Hacer quesos en la Escuela de Capacitación Agraria / Foto: Albert Villaró y Montse Ferrer

La filosofía era hacer cursos breves, con una duración máxima de una semana, y poder ir enlazándolos y enlazando hasta llegar a formar un currículum que se hiciera decir sí señor. Además, subvencionados para que todo el mundo pudiera acceder. Se empezaba por un curso básico, de iniciación, el abecé del oficio, con los rudimentos de la elaboración, como tienen que ser las instalaciones. Y se seguía con uno muy importante: aprender a valorar, a probar, a ser crítico con el queso propio y con lo que hacen los otros. Y, a partir de aquí, todo el resto: cómo hacer queso de pasta blanda, de pasta prensada. Especializaciones en azules, yogures y requesones... Y atención, también hacen cursos sobre el afinado, que hoy es —dice Nati— «el talón de Aquiles del oficio de quesero». Se da una atención particular en la vertiente sanitaria: el trabajo de la leche es delicadísimo, y solo con que haya una mínima mala práctica se puede estropear el producto. Todo eso se tiene que conseguir sin paralizar el ciclo con normas absurdas y garantizando en todo momento el control.

Los profesores tienen que tener la doble condición —que no siempre se da— de ser expertos en la materia y ser didácticos. Nati coordina los cursos, está siempre atenta a las necesidades del sector, traduce y si nunca conviene hace las fotocopias. El factótum. Por los cursos han pasado a un millar de alumnos: se puede decir que todo el mundo que hace quesos de manera profesional en este trozo de país ha desfilado alguna o algunas veces —y no es extraño ver como hay alumnos que hacen dos veces el mismo curso para acabar de empaparse en los misterios de las cuajadas ácidas.

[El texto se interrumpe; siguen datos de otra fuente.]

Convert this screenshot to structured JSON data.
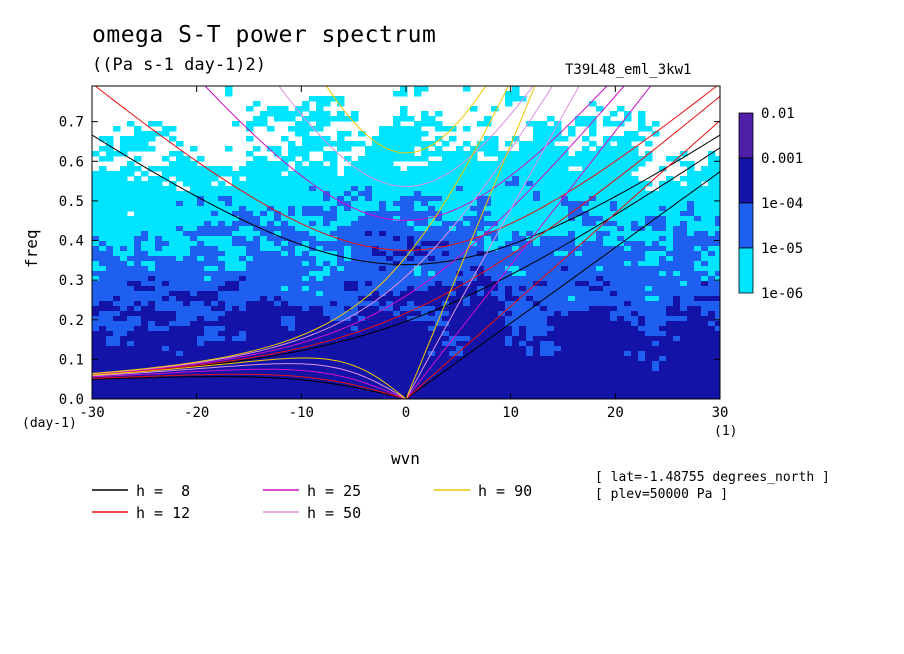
{
  "title": "omega S-T power spectrum",
  "units": "((Pa s-1 day-1)2)",
  "run_id": "T39L48_eml_3kw1",
  "notes": [
    "[ lat=-1.48755 degrees_north ]",
    "[ plev=50000 Pa ]"
  ],
  "chart_data": {
    "type": "heatmap",
    "xlabel": "wvn",
    "ylabel": "freq",
    "x_unit": "(1)",
    "y_unit": "(day-1)",
    "xlim": [
      -30,
      30
    ],
    "ylim": [
      0,
      0.79
    ],
    "x_ticks": [
      -30,
      -20,
      -10,
      0,
      10,
      20,
      30
    ],
    "x_tick_labels": [
      "-30",
      "-20",
      "-10",
      "0",
      "10",
      "20",
      "30"
    ],
    "y_ticks": [
      0.0,
      0.1,
      0.2,
      0.3,
      0.4,
      0.5,
      0.6,
      0.7
    ],
    "y_tick_labels": [
      "0.0",
      "0.1",
      "0.2",
      "0.3",
      "0.4",
      "0.5",
      "0.6",
      "0.7"
    ],
    "colorbar": {
      "levels": [
        "0.01",
        "0.001",
        "1e-04",
        "1e-05",
        "1e-06"
      ],
      "colors": [
        "#4f1fa8",
        "#1313a8",
        "#1e5ff0",
        "#00e4ff"
      ]
    },
    "fill_colors": {
      "low": "#00e4ff",
      "mid": "#1e5ff0",
      "high": "#1313a8"
    },
    "dispersion_curves": [
      {
        "label": "h =  8",
        "h": 8,
        "color": "#000000"
      },
      {
        "label": "h = 12",
        "h": 12,
        "color": "#e81010"
      },
      {
        "label": "h = 25",
        "h": 25,
        "color": "#d010c8"
      },
      {
        "label": "h = 50",
        "h": 50,
        "color": "#e090e0"
      },
      {
        "label": "h = 90",
        "h": 90,
        "color": "#f0c800"
      }
    ]
  }
}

Y la formación se nota y tiene reconocimiento. Por ejemplo, algunos de los productores que se han formado en el ECAP han conseguido uno de los World Cheese Awards, con quesos de pasta láctica —aquellos de cabra en forma de pirámide truncada, para entendernos. He aquí el panorama. El futuro está garantizado —Nati es moderadamente optimista— siempre que se supere el problema que ahora oscurece (confiamos en que sea solo un accidente) el mundo del queso catalán: la falta de leche. Explotaciones que terminan, falta de relieve generacional. Pero da igual. Como dijo Dant (Paradiso, 12.3): «Viva la pera limonera / viva la leche del Urgellet».